I hope this clears up some confusion,
Viktor
That gave me, if I am not mistaken, the last piece of the puzzle. Let's just take the naive definition of probability - the relative frequency of outcomes as N goes to infinity. Now prepare N systems independently in the state a|0>+b|1>. Now measure one after another - couple the measurement device to the system. At first we have (a|0>+b|1>)^N |0>. Now the first one is measured: (a|0>+b|1>)^(N-1) (a|0,0>+b|1,1>) where the number after the comma denotes the state of the measuring device, which just counts the number of measured ones.

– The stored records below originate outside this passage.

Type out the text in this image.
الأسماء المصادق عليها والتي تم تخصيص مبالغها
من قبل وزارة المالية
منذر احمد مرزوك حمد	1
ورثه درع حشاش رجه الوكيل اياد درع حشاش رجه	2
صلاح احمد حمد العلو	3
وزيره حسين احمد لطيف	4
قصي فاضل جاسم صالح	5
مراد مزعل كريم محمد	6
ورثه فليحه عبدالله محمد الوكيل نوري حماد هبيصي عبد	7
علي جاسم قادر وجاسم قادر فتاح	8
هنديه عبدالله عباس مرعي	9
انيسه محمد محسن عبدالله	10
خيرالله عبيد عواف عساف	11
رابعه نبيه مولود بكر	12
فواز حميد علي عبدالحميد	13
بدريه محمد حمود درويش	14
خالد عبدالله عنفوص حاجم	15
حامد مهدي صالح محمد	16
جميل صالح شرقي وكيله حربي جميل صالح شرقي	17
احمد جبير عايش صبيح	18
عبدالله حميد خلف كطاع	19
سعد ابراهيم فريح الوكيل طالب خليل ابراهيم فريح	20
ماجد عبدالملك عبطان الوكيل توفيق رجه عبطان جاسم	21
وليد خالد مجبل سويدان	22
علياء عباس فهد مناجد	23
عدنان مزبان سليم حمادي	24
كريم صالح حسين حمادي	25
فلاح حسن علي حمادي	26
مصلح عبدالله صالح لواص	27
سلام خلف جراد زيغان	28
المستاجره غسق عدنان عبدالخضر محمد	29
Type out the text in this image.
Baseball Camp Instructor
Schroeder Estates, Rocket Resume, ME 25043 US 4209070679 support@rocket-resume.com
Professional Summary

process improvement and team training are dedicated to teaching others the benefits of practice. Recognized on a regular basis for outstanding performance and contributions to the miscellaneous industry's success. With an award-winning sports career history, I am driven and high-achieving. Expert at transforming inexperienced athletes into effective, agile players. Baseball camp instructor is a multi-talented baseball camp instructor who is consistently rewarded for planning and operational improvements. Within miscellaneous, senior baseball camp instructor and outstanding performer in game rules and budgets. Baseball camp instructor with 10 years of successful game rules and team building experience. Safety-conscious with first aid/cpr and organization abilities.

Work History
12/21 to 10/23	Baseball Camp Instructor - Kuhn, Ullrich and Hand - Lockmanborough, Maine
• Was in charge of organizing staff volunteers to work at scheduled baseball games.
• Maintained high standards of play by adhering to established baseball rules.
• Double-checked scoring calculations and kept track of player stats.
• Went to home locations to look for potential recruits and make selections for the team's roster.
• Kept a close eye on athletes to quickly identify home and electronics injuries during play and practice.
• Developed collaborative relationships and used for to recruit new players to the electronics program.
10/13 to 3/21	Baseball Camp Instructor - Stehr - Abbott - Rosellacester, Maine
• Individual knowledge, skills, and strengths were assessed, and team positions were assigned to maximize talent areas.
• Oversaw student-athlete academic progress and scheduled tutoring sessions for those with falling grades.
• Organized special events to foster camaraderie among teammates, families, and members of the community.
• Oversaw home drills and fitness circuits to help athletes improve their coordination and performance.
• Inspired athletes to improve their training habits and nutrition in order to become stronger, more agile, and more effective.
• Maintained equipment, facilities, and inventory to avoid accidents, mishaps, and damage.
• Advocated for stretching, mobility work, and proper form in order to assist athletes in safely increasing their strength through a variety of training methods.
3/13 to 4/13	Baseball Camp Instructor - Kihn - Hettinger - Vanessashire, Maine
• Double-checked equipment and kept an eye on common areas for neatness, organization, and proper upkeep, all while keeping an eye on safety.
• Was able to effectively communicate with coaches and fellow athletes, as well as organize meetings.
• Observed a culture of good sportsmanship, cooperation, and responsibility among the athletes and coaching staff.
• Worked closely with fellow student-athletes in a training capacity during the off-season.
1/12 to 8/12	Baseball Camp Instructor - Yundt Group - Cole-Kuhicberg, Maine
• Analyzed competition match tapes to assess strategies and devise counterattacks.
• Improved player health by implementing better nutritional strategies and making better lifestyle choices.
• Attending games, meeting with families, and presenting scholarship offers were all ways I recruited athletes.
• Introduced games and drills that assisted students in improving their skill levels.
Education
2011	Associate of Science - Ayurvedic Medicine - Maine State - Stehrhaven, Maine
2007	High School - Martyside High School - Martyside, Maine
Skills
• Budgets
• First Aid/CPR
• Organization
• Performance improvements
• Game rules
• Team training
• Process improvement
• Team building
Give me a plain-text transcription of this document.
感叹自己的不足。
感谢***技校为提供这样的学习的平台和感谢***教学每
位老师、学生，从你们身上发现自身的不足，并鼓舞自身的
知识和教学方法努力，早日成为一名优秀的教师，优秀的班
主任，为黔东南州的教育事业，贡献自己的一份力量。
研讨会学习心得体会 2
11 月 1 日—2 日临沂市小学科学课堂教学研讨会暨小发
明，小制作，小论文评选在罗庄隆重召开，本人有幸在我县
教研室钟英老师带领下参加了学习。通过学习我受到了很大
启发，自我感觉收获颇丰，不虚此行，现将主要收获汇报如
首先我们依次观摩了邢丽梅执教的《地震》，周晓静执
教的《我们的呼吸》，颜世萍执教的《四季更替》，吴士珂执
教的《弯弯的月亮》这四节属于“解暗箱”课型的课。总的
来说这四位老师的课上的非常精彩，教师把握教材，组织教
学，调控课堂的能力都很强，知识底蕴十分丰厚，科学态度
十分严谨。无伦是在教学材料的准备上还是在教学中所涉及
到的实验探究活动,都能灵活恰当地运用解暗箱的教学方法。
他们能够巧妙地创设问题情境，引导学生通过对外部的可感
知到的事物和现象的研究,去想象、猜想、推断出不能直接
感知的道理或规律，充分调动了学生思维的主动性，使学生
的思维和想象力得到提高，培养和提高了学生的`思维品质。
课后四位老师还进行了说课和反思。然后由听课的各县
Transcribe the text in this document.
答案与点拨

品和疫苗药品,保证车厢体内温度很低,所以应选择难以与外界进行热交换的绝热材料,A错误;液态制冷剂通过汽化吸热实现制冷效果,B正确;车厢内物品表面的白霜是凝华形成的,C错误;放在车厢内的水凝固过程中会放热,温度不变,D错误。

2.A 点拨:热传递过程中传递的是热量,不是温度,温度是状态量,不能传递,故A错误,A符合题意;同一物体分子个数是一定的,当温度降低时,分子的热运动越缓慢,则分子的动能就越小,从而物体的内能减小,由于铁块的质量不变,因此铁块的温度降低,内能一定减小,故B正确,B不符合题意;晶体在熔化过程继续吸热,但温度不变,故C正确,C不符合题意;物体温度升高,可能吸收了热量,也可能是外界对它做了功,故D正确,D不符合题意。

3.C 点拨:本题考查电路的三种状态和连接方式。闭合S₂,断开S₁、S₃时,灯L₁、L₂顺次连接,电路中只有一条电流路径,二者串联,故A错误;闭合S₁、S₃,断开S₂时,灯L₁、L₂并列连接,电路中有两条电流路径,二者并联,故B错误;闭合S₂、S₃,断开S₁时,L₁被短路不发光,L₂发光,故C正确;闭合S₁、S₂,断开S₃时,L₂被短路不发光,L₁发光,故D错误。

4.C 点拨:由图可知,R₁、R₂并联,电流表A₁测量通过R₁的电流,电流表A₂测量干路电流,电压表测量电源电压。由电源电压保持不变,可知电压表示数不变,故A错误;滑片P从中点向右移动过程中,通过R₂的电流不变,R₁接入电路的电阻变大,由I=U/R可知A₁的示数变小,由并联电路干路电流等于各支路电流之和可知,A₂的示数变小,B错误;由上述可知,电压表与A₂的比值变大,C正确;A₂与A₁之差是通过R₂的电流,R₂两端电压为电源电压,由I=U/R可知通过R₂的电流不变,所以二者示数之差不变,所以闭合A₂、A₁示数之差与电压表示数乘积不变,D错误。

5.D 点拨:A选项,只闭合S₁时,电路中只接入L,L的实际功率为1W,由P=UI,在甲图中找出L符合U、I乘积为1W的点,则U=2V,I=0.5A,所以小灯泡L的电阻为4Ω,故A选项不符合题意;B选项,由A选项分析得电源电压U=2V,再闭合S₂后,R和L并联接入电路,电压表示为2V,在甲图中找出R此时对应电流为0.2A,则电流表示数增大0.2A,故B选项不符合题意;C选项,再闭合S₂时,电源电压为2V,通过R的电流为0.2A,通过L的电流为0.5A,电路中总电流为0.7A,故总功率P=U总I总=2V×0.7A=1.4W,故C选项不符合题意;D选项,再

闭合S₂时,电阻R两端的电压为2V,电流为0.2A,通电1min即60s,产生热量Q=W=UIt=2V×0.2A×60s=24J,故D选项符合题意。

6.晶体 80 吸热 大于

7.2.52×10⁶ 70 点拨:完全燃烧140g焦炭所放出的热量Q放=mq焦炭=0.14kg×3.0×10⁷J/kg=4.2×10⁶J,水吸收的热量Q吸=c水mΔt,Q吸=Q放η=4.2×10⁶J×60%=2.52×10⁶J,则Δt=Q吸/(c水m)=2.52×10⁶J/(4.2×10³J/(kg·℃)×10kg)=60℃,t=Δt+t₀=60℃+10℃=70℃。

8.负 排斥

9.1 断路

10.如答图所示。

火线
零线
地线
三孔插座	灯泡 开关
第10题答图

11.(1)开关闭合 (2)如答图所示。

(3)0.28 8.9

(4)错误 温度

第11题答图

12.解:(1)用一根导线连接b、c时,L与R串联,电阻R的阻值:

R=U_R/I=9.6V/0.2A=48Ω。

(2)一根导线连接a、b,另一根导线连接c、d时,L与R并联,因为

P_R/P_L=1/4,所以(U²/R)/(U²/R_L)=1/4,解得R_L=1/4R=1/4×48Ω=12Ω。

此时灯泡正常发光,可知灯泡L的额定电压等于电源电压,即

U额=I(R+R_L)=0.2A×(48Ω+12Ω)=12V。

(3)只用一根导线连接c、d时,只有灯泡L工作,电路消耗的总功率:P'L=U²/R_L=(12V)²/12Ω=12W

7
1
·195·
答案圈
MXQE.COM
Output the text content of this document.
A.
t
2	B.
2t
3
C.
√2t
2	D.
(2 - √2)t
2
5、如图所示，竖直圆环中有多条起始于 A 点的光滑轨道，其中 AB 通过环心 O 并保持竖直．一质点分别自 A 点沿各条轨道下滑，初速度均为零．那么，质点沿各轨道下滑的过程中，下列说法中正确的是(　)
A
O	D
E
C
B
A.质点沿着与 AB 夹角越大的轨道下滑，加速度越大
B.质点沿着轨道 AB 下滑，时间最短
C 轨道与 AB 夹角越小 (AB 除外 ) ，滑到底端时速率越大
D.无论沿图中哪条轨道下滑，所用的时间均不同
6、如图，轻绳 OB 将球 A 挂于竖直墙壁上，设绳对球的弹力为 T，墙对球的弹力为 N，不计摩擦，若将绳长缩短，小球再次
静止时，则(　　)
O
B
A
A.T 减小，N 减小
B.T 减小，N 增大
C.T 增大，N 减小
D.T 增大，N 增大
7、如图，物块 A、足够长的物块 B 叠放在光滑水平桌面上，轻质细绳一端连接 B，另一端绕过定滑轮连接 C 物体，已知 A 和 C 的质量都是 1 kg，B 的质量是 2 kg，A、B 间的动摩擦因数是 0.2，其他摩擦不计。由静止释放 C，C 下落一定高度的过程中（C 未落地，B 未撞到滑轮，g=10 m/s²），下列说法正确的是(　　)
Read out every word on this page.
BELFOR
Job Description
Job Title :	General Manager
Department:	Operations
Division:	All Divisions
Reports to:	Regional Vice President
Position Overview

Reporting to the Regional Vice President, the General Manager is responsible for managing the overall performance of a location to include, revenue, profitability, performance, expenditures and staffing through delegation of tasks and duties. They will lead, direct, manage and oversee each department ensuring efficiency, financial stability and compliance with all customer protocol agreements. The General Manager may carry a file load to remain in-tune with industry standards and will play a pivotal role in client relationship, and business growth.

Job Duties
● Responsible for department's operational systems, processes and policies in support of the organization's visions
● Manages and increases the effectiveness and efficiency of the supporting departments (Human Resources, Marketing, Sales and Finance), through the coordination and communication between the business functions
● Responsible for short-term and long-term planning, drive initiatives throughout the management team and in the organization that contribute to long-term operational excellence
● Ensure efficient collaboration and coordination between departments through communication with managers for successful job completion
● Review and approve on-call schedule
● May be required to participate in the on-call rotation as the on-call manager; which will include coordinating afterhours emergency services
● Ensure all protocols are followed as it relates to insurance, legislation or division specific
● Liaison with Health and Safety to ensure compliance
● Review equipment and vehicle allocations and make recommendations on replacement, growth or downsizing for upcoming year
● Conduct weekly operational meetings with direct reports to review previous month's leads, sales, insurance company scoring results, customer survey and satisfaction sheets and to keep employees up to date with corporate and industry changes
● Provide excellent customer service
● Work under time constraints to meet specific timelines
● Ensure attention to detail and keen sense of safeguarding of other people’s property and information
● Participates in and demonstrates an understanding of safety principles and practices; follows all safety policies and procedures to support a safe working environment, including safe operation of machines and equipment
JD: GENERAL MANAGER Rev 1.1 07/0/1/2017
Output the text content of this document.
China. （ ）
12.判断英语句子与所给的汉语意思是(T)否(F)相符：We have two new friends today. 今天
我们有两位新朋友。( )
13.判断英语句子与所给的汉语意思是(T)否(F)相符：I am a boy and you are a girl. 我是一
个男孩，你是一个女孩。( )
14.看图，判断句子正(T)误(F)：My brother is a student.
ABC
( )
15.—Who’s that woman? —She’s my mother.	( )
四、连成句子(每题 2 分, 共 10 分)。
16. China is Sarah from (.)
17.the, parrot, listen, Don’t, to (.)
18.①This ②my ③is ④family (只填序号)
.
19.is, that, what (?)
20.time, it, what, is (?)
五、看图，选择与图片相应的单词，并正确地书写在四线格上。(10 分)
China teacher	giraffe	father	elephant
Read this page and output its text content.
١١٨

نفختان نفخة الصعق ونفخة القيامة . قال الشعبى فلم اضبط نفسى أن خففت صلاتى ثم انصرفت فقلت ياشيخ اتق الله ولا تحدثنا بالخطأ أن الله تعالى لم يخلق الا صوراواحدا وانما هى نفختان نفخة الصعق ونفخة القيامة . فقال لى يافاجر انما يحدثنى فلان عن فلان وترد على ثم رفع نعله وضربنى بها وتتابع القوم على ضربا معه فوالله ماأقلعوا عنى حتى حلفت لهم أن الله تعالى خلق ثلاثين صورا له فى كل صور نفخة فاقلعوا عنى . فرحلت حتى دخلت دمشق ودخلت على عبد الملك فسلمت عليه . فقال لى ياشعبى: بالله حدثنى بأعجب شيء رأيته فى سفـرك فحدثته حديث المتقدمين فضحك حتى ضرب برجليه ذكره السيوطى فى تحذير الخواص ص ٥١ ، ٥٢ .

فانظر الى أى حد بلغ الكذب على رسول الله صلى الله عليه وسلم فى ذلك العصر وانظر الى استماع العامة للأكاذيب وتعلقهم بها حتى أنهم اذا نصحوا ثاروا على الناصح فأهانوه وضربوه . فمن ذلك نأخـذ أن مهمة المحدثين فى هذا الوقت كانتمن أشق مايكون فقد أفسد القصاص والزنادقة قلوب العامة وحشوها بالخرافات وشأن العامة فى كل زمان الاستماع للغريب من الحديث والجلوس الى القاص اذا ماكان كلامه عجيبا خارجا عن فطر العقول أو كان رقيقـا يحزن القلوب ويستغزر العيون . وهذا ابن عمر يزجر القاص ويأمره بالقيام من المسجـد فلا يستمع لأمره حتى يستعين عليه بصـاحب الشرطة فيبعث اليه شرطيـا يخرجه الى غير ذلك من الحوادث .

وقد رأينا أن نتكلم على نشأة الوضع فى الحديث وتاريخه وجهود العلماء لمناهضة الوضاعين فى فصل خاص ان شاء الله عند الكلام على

After the second measurement we have (a|0>+b|1>)^(N-2) (a²|00,0>+ab|01,1>+ab|10,1>+b²|11,2>) Since the two states ab|01,1> and ab|10,1> are not distinguished by the measurement, the basis should be changed - and this is the crucial point: |01>+|10> has a length of sqrt(2), so if we change the basis to |+>=(|01>+|10>)/sqrt(2), we have (a|0>+b|1>)^(N-2) (a²|00,0>+absqrt(2)|+,1>+b²|11,2>).
The coefficiants are like in the binomial theorem, but note the sqare root!
Continuing, we will get something similar to a binomial distribution:
sum(k=0..N: sqrt(N!/(k!(N-k)!))a^k b^(N-k) |...,k>).
Now it remains to prove that for j/N not equal to a² the amplitudes go to zero as N goes to infinity. This is equivalent to the square of the amplitude going to zero (this is just to make the calculation easier, it does not have anything to do with the Born rule). It is, for |...,k>,
ck² = N!/(k!(N-k)!) a²^k b²^(N-k)
which becomes a Gaussian distribution for large N, with mean at k=Na² and width Na²b². So at k/N=a²+d it has a value proportional to exp(-(Nd)²/(2Na²b²))=exp(-Nd²/(2a²b²)) --> 0 as N --> inf.
So a time capsule where the records indicate that some quantum experiment has been performed a great number of times and the Born rule is broken will have an amplitude that goes to zero (yeah, I just read Barbour's book).